New York City officials have vowed to swiftly find and prosecute any and all hate-crime suspects after a man threatened to kill an off-duty policewoman wearing a traditional Muslim head scarf.

"If anybody's thinking in New York City about engaging in this type of behaviour, just rest assured that you will be identified, you will be arrested, you will be charged accordingly," Police Commissioner James O'Neill told reporters.

Officer Aml Elsokary, a native New Yorker and Muslim, was walking with her teenage son on Saturday in Brooklyn's Bay Ridge neighbourhood, when a man lunged at the boy, accused the pair of being connected to the militant Islamic State group and threatened to cut Elsokary's throat, police said.

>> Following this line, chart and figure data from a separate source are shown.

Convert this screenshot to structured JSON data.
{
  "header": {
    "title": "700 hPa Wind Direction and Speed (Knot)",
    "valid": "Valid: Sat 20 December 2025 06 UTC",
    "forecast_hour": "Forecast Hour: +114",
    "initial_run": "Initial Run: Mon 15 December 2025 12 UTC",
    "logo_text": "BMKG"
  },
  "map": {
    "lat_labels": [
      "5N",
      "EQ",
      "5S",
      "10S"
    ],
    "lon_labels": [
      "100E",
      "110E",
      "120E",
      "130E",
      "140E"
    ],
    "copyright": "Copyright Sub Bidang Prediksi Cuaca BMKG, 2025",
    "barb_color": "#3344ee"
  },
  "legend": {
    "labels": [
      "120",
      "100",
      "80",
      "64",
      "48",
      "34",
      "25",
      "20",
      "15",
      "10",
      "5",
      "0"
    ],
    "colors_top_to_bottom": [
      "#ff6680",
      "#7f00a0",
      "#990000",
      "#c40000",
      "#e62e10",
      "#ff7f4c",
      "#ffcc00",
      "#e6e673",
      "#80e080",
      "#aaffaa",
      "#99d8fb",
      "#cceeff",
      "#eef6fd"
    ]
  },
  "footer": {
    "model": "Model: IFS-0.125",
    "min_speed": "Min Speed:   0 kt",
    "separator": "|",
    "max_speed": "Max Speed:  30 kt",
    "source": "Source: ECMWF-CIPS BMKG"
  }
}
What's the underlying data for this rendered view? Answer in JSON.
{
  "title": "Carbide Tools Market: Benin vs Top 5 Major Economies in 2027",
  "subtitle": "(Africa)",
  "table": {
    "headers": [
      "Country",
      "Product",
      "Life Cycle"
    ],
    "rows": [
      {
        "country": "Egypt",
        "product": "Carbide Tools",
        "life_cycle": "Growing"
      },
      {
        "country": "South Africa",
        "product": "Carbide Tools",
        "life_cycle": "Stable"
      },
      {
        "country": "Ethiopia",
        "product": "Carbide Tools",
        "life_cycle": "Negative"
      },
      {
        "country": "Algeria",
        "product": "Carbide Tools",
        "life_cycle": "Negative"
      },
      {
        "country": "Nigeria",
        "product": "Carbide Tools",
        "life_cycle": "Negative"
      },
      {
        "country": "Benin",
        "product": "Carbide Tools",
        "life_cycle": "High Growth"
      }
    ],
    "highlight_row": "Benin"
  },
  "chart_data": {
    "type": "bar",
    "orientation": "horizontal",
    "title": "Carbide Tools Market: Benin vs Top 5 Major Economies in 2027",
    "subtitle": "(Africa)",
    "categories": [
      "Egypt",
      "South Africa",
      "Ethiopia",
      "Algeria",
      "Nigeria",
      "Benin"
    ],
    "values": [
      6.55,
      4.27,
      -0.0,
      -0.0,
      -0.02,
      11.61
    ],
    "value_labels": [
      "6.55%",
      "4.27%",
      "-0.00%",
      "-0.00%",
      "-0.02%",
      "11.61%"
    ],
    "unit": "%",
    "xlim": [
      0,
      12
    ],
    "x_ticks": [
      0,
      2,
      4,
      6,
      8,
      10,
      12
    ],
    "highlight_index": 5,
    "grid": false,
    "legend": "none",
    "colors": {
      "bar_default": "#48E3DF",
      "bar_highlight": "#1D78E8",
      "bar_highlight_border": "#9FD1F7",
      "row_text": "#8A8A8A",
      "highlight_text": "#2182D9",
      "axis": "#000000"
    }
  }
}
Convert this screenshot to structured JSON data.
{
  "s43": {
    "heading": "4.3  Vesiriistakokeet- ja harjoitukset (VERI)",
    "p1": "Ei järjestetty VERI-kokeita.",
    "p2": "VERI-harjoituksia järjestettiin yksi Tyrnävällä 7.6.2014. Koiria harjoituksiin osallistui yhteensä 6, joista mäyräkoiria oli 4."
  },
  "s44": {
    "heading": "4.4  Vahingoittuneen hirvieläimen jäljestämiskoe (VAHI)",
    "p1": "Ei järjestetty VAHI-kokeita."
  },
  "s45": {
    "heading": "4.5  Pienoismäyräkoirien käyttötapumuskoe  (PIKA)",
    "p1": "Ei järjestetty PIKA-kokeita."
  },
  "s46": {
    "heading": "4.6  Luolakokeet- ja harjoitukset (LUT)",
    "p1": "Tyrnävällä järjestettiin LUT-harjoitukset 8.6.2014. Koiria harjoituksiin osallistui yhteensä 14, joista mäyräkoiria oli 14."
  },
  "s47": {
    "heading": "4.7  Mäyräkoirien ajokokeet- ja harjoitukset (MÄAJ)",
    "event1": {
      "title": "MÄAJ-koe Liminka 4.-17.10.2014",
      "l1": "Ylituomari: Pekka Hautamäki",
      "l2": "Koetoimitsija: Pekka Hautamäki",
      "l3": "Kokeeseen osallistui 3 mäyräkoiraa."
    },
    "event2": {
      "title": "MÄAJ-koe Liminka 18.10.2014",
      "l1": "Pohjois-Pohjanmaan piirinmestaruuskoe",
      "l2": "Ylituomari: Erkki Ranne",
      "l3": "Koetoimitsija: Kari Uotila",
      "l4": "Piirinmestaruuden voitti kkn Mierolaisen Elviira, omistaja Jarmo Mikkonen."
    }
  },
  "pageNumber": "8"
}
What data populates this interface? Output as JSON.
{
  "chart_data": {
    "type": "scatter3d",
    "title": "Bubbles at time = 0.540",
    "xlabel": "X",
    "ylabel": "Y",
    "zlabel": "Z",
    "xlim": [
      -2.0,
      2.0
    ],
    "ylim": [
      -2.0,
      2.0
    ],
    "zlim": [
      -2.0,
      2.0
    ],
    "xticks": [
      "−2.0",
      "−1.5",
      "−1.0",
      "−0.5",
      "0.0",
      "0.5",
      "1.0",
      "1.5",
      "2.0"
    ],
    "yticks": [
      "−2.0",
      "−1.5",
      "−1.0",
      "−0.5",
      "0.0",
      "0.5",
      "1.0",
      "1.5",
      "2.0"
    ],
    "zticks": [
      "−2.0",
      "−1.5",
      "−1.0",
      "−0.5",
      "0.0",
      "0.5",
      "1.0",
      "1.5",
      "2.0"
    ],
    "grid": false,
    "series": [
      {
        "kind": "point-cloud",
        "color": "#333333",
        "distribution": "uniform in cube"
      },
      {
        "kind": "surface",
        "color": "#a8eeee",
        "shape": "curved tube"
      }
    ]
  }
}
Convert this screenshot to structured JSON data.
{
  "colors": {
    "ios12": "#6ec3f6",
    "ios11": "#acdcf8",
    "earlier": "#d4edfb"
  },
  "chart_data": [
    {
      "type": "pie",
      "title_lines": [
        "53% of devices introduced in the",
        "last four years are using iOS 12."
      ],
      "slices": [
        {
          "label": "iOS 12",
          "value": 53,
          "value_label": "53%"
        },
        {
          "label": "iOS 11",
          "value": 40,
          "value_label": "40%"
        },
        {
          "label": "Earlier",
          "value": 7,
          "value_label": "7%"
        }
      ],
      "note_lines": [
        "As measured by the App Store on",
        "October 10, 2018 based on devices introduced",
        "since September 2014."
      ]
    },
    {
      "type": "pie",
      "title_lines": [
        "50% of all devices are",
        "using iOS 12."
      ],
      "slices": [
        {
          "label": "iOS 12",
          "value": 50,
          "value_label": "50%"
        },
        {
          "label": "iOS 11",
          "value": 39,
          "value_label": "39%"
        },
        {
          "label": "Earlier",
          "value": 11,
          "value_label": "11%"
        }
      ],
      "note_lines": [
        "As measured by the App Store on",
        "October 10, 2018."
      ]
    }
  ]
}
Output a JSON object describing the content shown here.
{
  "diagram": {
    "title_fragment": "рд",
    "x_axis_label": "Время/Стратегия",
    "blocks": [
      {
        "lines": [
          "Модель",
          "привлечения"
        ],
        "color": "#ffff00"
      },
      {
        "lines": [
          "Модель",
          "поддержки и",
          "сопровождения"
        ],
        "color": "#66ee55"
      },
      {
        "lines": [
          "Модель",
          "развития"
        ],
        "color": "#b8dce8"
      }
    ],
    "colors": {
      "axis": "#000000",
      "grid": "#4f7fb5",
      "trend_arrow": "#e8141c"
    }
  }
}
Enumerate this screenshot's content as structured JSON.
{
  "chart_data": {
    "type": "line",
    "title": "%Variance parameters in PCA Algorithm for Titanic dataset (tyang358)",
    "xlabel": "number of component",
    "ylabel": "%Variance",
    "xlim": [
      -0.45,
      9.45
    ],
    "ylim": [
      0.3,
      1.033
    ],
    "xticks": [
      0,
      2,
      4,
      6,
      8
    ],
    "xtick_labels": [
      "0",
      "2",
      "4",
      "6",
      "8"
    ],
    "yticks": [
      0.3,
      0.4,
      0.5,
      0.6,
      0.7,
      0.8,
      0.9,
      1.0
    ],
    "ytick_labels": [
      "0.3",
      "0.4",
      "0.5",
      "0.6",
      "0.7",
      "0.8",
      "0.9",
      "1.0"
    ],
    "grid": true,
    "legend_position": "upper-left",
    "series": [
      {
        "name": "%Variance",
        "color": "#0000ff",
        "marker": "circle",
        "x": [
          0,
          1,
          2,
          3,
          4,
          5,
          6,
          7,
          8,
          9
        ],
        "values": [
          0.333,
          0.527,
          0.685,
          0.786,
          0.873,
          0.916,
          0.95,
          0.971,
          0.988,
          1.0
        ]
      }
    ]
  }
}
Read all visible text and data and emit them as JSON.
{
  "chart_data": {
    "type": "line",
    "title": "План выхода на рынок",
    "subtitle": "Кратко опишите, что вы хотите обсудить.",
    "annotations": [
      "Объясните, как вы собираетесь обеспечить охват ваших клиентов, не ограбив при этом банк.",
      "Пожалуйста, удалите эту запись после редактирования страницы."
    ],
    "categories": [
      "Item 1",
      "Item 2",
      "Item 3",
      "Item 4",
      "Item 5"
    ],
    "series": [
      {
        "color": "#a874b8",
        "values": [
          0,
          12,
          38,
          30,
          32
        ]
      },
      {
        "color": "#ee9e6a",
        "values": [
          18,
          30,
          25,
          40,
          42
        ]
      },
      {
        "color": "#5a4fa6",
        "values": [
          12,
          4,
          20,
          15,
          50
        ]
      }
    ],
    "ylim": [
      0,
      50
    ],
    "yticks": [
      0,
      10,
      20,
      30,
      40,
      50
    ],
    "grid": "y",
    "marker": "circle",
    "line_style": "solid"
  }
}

The suspect was heard yelling, "Go back to your country," before fleeing, police said.

Christopher Nelson was arraigned on Monday on a top count of felony menacing in the second degree as a hate crime, the Kings County District Attorney's office said.

Civil rights groups have voiced alarm over a rise of attacks on minorities since Republican Donald Trump's Nov. 8 election as president.

New York police said crimes targeting Jews, Muslims, gays and other groups had jumped to 43 since the election compared to 20 during the same period last year. More than half the new attacks were anti-Semitic, police said.

Elsokary, with the force for 11 years, is among 900 Muslims on the country's largest police department. In 2014, she was honoured for rescuing a young girl and her grandmother from a burning building.

"I became a police officer to show a positive side of a New Yorker Muslim woman," Elsokary told reporters. "I'm born and raised here, and I'm here to protect you."

Mayor Bill De Blasio, a Democrat, told the news conference he believed the spike in reported hate crimes was a result of Trump's win, adding, "We could lose lives because of this."

"I was sick to my stomach when I heard that one of our officers was subjected to threats and taunting simply because of her faith," the mayor said. "We must not allow this kind of hatred and bias to spread."

During the campaign, Trump pledged to build a wall along the U.S.-Mexico border and to deport millions of illegal immigrants. He weighed restricting Muslim immigration. Since his victory, Trump has said he rejects acts of violence or harassment.

The Federal Bureau of Investigation describes a hate crime as a "criminal offence against a person or property motivated in whole or in part by an offender's bias against a race, religion, disability, sexual orientation, ethnicity, gender, or gender identity."